Rushing over to the ramp, she swiped her hand over the scanner above the plastic guard covering the big red button on the wall at the ramp’s base. The device beeped, and then there was a shink, and the lock came undone.
The plastic guard swung up.
The label beneath it read: Flood Protection Door.
The thing was a waste of money when her mother first purchased it—floods would never come this far into the city, no matter what Grandma Margret thought—and it was a waste of money now. But, for once, the Flood Protection System would finally get to be something useful.
Pel pressed the button.
Otherworldly sounds sung through the air, stretching louder as they drew closer. The ground shook, and shook, and shook.
A slit opened in the floor at the base of the parking lot’s exit ramp. A formidable metal barrier slid up out of the slit and rose to meet the ceiling.
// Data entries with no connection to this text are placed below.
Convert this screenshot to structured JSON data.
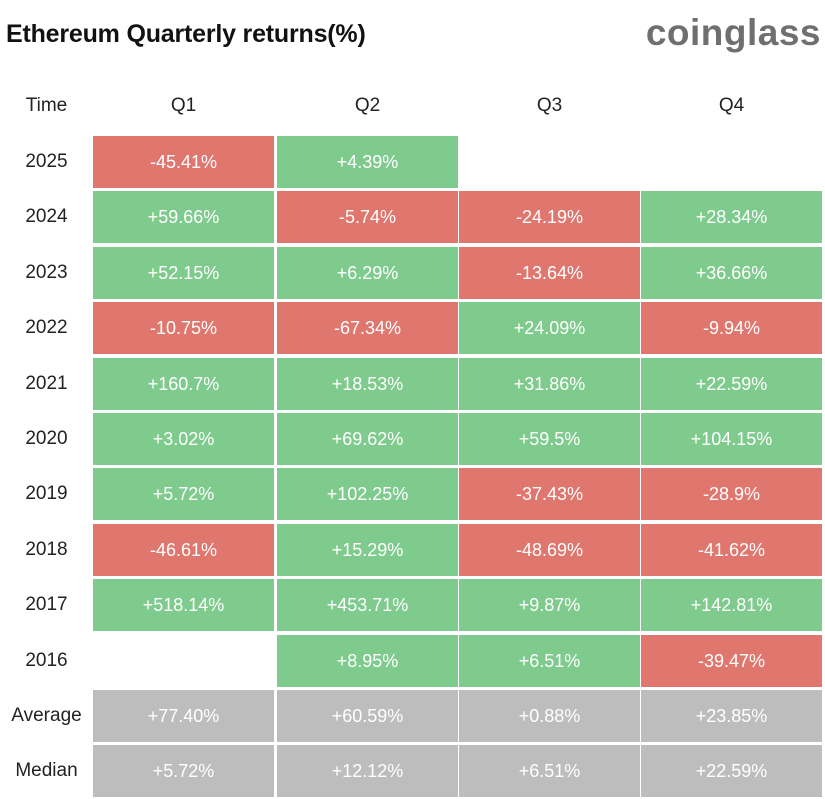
{
  "title": "Ethereum Quarterly returns(%)",
  "brand": "coinglass",
  "colors": {
    "positive": "#7fcb8e",
    "negative": "#e0776f",
    "summary": "#bdbdbd",
    "empty": "#ffffff"
  },
  "chart_data": {
    "type": "table",
    "columns": [
      "Time",
      "Q1",
      "Q2",
      "Q3",
      "Q4"
    ],
    "rows": [
      {
        "label": "2025",
        "values": [
          "-45.41%",
          "+4.39%",
          "",
          ""
        ],
        "kind": "year"
      },
      {
        "label": "2024",
        "values": [
          "+59.66%",
          "-5.74%",
          "-24.19%",
          "+28.34%"
        ],
        "kind": "year"
      },
      {
        "label": "2023",
        "values": [
          "+52.15%",
          "+6.29%",
          "-13.64%",
          "+36.66%"
        ],
        "kind": "year"
      },
      {
        "label": "2022",
        "values": [
          "-10.75%",
          "-67.34%",
          "+24.09%",
          "-9.94%"
        ],
        "kind": "year"
      },
      {
        "label": "2021",
        "values": [
          "+160.7%",
          "+18.53%",
          "+31.86%",
          "+22.59%"
        ],
        "kind": "year"
      },
      {
        "label": "2020",
        "values": [
          "+3.02%",
          "+69.62%",
          "+59.5%",
          "+104.15%"
        ],
        "kind": "year"
      },
      {
        "label": "2019",
        "values": [
          "+5.72%",
          "+102.25%",
          "-37.43%",
          "-28.9%"
        ],
        "kind": "year"
      },
      {
        "label": "2018",
        "values": [
          "-46.61%",
          "+15.29%",
          "-48.69%",
          "-41.62%"
        ],
        "kind": "year"
      },
      {
        "label": "2017",
        "values": [
          "+518.14%",
          "+453.71%",
          "+9.87%",
          "+142.81%"
        ],
        "kind": "year"
      },
      {
        "label": "2016",
        "values": [
          "",
          "+8.95%",
          "+6.51%",
          "-39.47%"
        ],
        "kind": "year"
      },
      {
        "label": "Average",
        "values": [
          "+77.40%",
          "+60.59%",
          "+0.88%",
          "+23.85%"
        ],
        "kind": "summary"
      },
      {
        "label": "Median",
        "values": [
          "+5.72%",
          "+12.12%",
          "+6.51%",
          "+22.59%"
        ],
        "kind": "summary"
      }
    ]
  }
}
The shaking and the bellowing made Pel’s head thrum, but the anti-flood door was too high up for her to see what was on the other side.
Just as the doors slid shut, whatever it was that was barreling down the driveway burst through the metal gates and the garage door at the top of the ramp. The metal dented and groaned as something big crashed into the flood protection door. Pel staggered back in fright, falling supine onto the concrete.
But the door held firm.
The thing on the other side slammed into the door again, denting it deeper.
Pel scrambled back, her limbs sliding against the gritty floor.
And then: gunfire.
Bullets rained onto the metal, pock-marking with dents. Unearthly bellows filled the air, accompanied by human screams, until, with a final thud, something wet and fleshy and shrieking smacked against the door, slumped over and died.
And then everything fell silent.
Neither Pelbrum nor Julette or Rayph dared move. It was a long while before Pel mustered up the courage to stagger back to the car to get the kids and the PortaCons. None of them said a word as they walked over to the elevator and rode it up to her parents’ penthouse. The elevator shaft turned transparent after a second or two, giving them a view of the street as it fell away from them.
Down by the driveway, the gate and the parking lot’s outer door had been ripped through as if they were paper. In the distance, a military vehicle rolled down the street, leaving behind its twin, which had been ripped open and gutted. The vehicle’s innards spilled onto the street, among the pieces of its chassis.
But, as for the creatures—the creature? All that remained was a collage of flesh, blood, bullets, and black ooze, left in the wake of whatever unbegotten life had bits of whatever had gone down the ramp, down, down into the earth.